Ce nouvel appel à projets a rencontré un fort succès avec 393 candidatures de collectivités déposées auprès du MEDDTL. Une grande majorité d’entre elles inclut une part importante de logements sociaux : « La part de logements sociaux dans les écoquartiers atteint la plupart du temps 20 à 30%, et parfois au-delà. Un taux significatif et en croissance, qui illustre bien le souci de mixité sociale des collectivités, et l’implication forte des maîtres d’ouvrage sociaux dans la ville, pour l’aménagement et la construction durables », souligne Thierry Bert, délégué général de l’Union sociale pour l’habitat.

 

Un engagement de long terme

A l’issue du Palmarès, l’Union sociale pour l’habitat appuiera par des prestations intellectuelles à définir avec eux (dispositifs de concertation, d’observation, d’évaluation, de communication…), deux des collectivités, opérateurs ou organismes Hlm primés au titre de cette thématique.

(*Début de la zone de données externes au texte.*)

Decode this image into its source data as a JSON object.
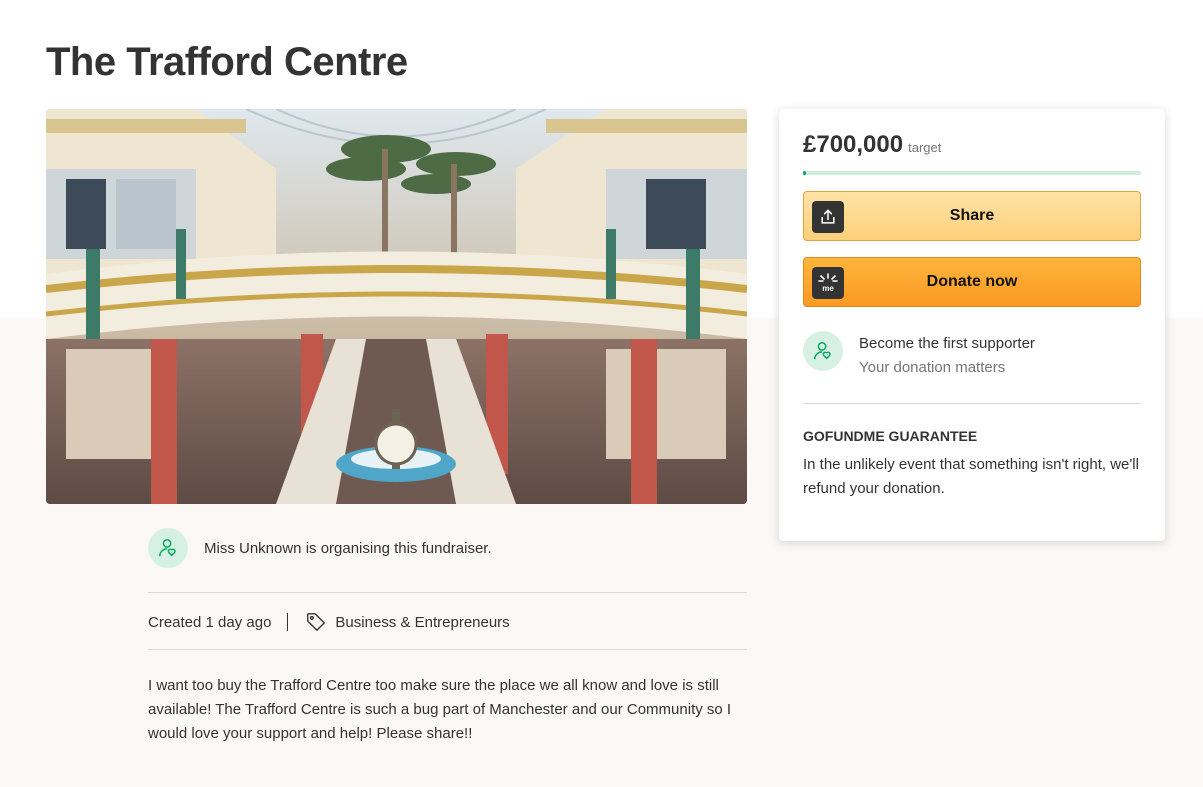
{
  "page": {
    "title": "The Trafford Centre"
  },
  "hero_image": {
    "alt": "The Trafford Centre"
  },
  "organiser": {
    "text": "Miss Unknown is organising this fundraiser."
  },
  "meta": {
    "created": "Created 1 day ago",
    "category": "Business & Entrepreneurs"
  },
  "story": {
    "text": "I want too buy the Trafford Centre too make sure the place we all know and love is still available! The Trafford Centre is such a bug part of Manchester and our Community so I would love your support and help! Please share!!"
  },
  "donation_card": {
    "amount": "£700,000",
    "target_label": "target",
    "progress_fraction": 0.01,
    "share_label": "Share",
    "donate_label": "Donate now",
    "supporter_main": "Become the first supporter",
    "supporter_sub": "Your donation matters",
    "guarantee_title": "GOFUNDME GUARANTEE",
    "guarantee_text": "In the unlikely event that something isn't right, we'll refund your donation."
  },
  "colors": {
    "brand_green": "#02a95c",
    "avatar_bg": "#d6f1e4",
    "share_button": "#fcd07a",
    "donate_button": "#f99a24"
  },
  "icons": {
    "organiser_avatar": "user-heart-icon",
    "category": "tag-icon",
    "share": "share-upload-icon",
    "donate": "gofundme-me-icon",
    "supporter": "user-heart-icon"
  }
}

L’implication de l’Union sociale pour l’habitat sur ce sujet complexe du développement des écoquartiers a vocation à se pérenniser : à travers des recherches qu’elle mène en propre avec architectes, urbanistes, sociologues, en vue de l’élaboration d’un cahier de préconisations « Logement social et écoquartiers », mais également par la publication d’une réflexion partagée avec le MEDDTL et d’autres partenaires, sur les conditions d’appropriation de ces nouveaux quartiers par leurs habitants.

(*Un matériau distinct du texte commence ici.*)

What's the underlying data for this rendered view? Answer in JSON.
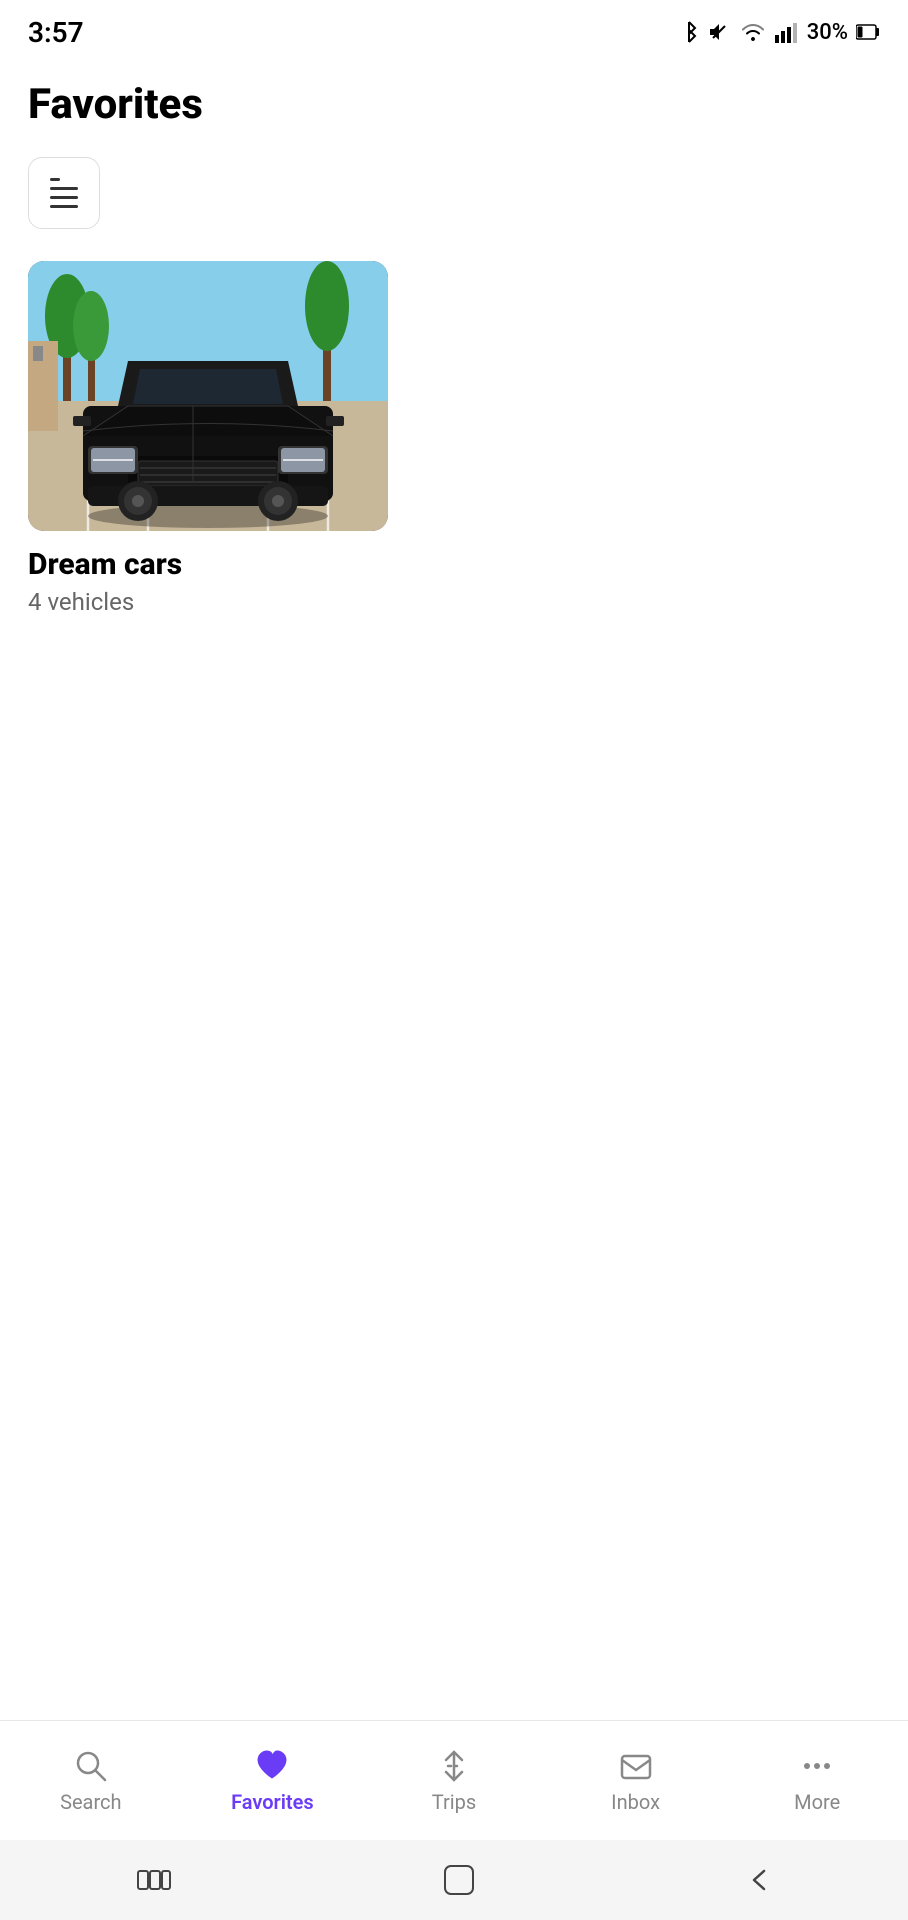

« Notre engagement dans la démarche du Club national EcoQuartier contribuera à renforcer et diffuser auprès des organismes Hlm  les expériences innovantes et les bonnes pratiques liées à l’implication des habitants dans ces projets aussi complexes que passionnants », conclut Thierry Bert. «  Nous allons favoriser les échanges entre les organismes, mutualiser les expériences, stimuler les innovations, favoriser les initiatives. Moins les opérateurs se sentiront isolés, plus le mouvement se développera au bénéfice de tous ».

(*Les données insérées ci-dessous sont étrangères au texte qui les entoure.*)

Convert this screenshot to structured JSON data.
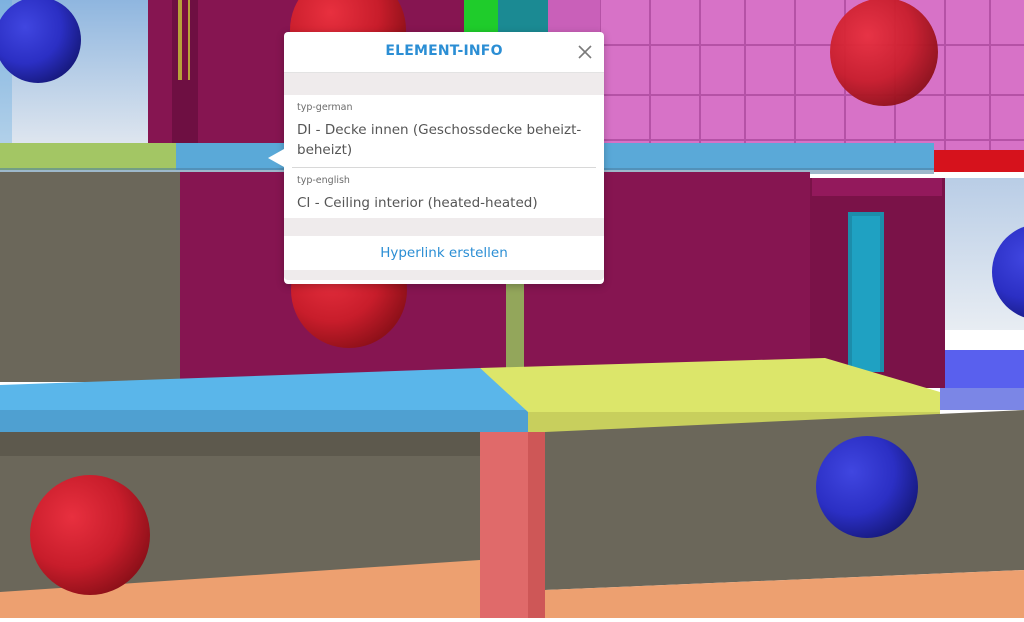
{
  "popup": {
    "title": "ELEMENT-INFO",
    "fields": [
      {
        "label": "typ-german",
        "value": "DI - Decke innen (Geschossdecke beheizt-beheizt)"
      },
      {
        "label": "typ-english",
        "value": "CI - Ceiling interior (heated-heated)"
      }
    ],
    "hyperlink_label": "Hyperlink erstellen"
  },
  "colors": {
    "accent": "#2b8ed4",
    "wall_magenta": "#861551",
    "wall_pink": "#d772c7",
    "floor_blue": "#5ab6ea",
    "floor_yellow": "#dce66a",
    "wall_gray": "#6b675a",
    "floor_orange": "#eda070",
    "wall_salmon": "#e06a6a",
    "marker_red": "#d01f2e",
    "marker_blue": "#2c31c7"
  }
}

Logement social, aménagement durable et écoquartiers

La notion d’« écoquartier » ne se limite plus à des expérimentations technologiques sur des « sites-pilotes », mais s’ouvre beaucoup plus largement à une vraie réflexion beaucoup plus globale sur la conception et les conditions de développement d’une « ville durable » : transports et mobilité, densité et formes urbaines, intégration réussie des nouveaux quartiers dans l’espace urbain, mixité des fonctions urbaines (logements, commerces, services, activité économique…), mixité sociale réussie. Les organismes Hlm ont été depuis longtemps précurseurs de cette approche : par une action persistante de réhabilitation thermique de leur parc (depuis les années 70), puis en menant à bien les projets de renouvellement urbain sur les quartiers les plus sensibles, mais également dans leurs fonctions d’aménageur.

La concertation et la recherche de l’implication des habitants dans les projets font aussi partie de leur expérience et de leur culture, de longue date.

Auprès des collectivités, comme aménageurs parfois, comme constructeurs presque toujours, les organismes de logement social sont aujourd’hui des acteurs majeurs de la conception et de la réalisation de la plupart des écoquartiers.